# Supervised Learning - Linar Models

Linear Models:
1. Building blocks for neural networks
2. Supervised Learning:
    - Labelled set of examples
    - Ground truth for the given example
    - Goal: Try to learn the function which better fits the data

## Concepts
1. $x_i$ = the given example
2. $y_i$ = the corresponding label/target value
3. $x_i = (x_{i1}, ... x_{id})$ = the features to learn from
4. $X = ((x_1, y_1), ..., (x_l, y_l))$ = the training set with $l$ examples
5. $a(x)$ = the model or the hypothesis

### Goal

$x -> a(x) -> y^{pred}$, where $a(x)$ can be a **regression** or a **classification** model.

For a 1-class model: $y = w_1x + b$.

For a multi-class model: $y = b + w_1x_1 + w_2x_2 + ... + w_dx_d$, where

- $w_d$ are the model coefficients
- $b$ is the bias term
- $d+1$ is the number of parameters for the models (so number of features + bias term)

In the vector notation the model can be described as: $a(x) = w^Tx$. And in the matrix notation: $a(X) = Xw$.

## Quality measure: Loss functions

To measure the quality of a model, we need to measure how far the prediction goes from the real target value.

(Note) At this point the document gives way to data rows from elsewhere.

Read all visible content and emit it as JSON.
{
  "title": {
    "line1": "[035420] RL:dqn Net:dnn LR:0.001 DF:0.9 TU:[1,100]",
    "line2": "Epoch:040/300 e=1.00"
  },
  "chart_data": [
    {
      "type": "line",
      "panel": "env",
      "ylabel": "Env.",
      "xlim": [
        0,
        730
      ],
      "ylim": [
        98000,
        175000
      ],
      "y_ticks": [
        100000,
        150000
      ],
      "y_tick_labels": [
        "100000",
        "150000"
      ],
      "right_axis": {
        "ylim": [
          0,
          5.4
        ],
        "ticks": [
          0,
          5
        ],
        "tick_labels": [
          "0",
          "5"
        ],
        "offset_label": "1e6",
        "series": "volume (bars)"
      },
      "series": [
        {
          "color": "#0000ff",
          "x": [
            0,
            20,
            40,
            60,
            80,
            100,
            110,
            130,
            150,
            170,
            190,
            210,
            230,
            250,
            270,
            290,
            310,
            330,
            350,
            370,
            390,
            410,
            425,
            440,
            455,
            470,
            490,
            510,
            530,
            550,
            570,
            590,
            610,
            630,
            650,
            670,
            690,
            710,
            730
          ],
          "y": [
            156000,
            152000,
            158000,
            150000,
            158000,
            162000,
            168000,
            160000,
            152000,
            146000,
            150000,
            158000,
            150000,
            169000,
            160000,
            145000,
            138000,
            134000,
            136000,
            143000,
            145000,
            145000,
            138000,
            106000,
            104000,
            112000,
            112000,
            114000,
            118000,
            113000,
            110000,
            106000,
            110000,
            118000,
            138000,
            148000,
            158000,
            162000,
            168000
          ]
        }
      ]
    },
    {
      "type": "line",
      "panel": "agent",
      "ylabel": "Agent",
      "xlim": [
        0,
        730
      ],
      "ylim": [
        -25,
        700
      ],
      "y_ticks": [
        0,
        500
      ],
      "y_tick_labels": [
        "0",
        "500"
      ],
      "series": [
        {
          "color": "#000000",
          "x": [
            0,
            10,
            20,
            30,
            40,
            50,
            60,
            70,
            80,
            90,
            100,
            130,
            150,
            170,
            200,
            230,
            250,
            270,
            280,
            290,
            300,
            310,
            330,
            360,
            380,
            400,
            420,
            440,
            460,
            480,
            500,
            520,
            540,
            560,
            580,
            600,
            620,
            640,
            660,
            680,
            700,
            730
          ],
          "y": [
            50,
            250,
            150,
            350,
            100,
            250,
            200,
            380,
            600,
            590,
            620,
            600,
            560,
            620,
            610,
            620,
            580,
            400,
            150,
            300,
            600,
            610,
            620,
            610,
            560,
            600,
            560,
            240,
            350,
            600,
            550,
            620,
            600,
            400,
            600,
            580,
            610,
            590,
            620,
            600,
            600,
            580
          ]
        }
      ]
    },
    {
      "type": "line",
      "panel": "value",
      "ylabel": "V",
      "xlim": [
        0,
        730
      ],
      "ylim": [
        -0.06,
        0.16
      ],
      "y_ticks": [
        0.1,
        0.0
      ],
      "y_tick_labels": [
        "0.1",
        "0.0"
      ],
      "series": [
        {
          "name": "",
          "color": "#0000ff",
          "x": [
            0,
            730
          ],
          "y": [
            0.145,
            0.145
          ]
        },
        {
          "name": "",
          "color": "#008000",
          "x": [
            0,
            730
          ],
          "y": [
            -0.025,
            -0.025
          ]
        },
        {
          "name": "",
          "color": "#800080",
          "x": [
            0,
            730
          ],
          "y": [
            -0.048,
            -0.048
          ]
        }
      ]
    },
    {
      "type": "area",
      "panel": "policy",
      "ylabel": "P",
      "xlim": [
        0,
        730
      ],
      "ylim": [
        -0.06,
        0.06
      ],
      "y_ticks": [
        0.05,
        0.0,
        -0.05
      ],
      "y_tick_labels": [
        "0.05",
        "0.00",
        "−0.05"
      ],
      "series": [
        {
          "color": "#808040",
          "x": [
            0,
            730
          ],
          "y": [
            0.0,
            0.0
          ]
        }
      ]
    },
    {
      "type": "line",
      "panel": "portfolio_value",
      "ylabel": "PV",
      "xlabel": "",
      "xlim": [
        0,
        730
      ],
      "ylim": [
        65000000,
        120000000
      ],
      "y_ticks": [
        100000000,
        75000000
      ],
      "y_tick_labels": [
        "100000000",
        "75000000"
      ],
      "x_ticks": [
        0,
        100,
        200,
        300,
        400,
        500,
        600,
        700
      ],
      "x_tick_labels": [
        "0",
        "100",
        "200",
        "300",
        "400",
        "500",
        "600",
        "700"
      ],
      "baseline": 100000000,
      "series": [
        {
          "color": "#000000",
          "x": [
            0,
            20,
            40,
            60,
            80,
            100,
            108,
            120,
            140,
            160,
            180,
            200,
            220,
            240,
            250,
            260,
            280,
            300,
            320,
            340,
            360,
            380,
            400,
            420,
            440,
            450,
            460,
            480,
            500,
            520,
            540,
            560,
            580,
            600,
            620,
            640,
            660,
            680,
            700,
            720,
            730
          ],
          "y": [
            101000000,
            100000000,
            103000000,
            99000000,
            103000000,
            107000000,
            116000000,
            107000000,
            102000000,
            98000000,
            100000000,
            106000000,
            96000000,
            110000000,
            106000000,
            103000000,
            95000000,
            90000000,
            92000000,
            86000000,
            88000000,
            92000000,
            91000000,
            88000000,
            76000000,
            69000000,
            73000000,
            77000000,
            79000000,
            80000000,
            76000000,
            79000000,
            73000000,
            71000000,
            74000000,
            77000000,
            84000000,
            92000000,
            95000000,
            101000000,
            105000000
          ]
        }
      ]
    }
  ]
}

To do this, loss functions are used.

### Loss functions

#### Mean Squared Error (MSE) Loss

$L(w) =\frac{1}{l}\sum_{i=1}^{l} (w^Tx_i - y_i)^2$

The goal is then to **minimize** the loss: $min(L(w))$

# Linear model classification

## 1. Binary classification

- $y \in \{-1,1\})$
- $a(x) = sign(w^Tx)$

Number of parameters: $d$, $(w \in R^d)$

## 2. Multi-class Classification

- $y \in \{1,.., k\})$, with $k$ as the number of classes
- $a(x) = \argmax w^T_kx

Number of parameters: $d$, $(w \in R^d)$

## Loss computation

### Accuracy Loss

- Ratio of how we correctly classified points

$L(w) =\frac{1}{l}\sum_{i=1}^{l} a(x_i) = y_i$


### Squared Loss

- Consider $x_i$ such that $y_i = 1$

$L(w) =\frac{1}{l}\sum_{i=1}^{l} (w^Tx_i -1)^2$

- P is 1, if p is true
- p is 0, if p is false



# Logistic regression

- Class scores (**logits**) from a linear model
- How it works:
    - $z = (w_1^Tx, ..., w_k^Tx)$, as scalar scores for each class
    - Apply $e$ to each score: $(e^{z_1}, ...,e^{z_k})$
    - Apply Sigmoid on the elements of this vector and normalize (**Softmax transform**): $\sigma(z) = (\frac{e^{z_1}}{\sum_{k=1}^{K} e^{z_k}}\frac{e^{z_k}}{\sum_{k=1}^{K} e^^{z_k}}, ... ,\frac{e^{z_k}}{\sum_{k=1}^{K} e^{z_k}})$
       - The softmax transform delivers a probability distribution over all classes!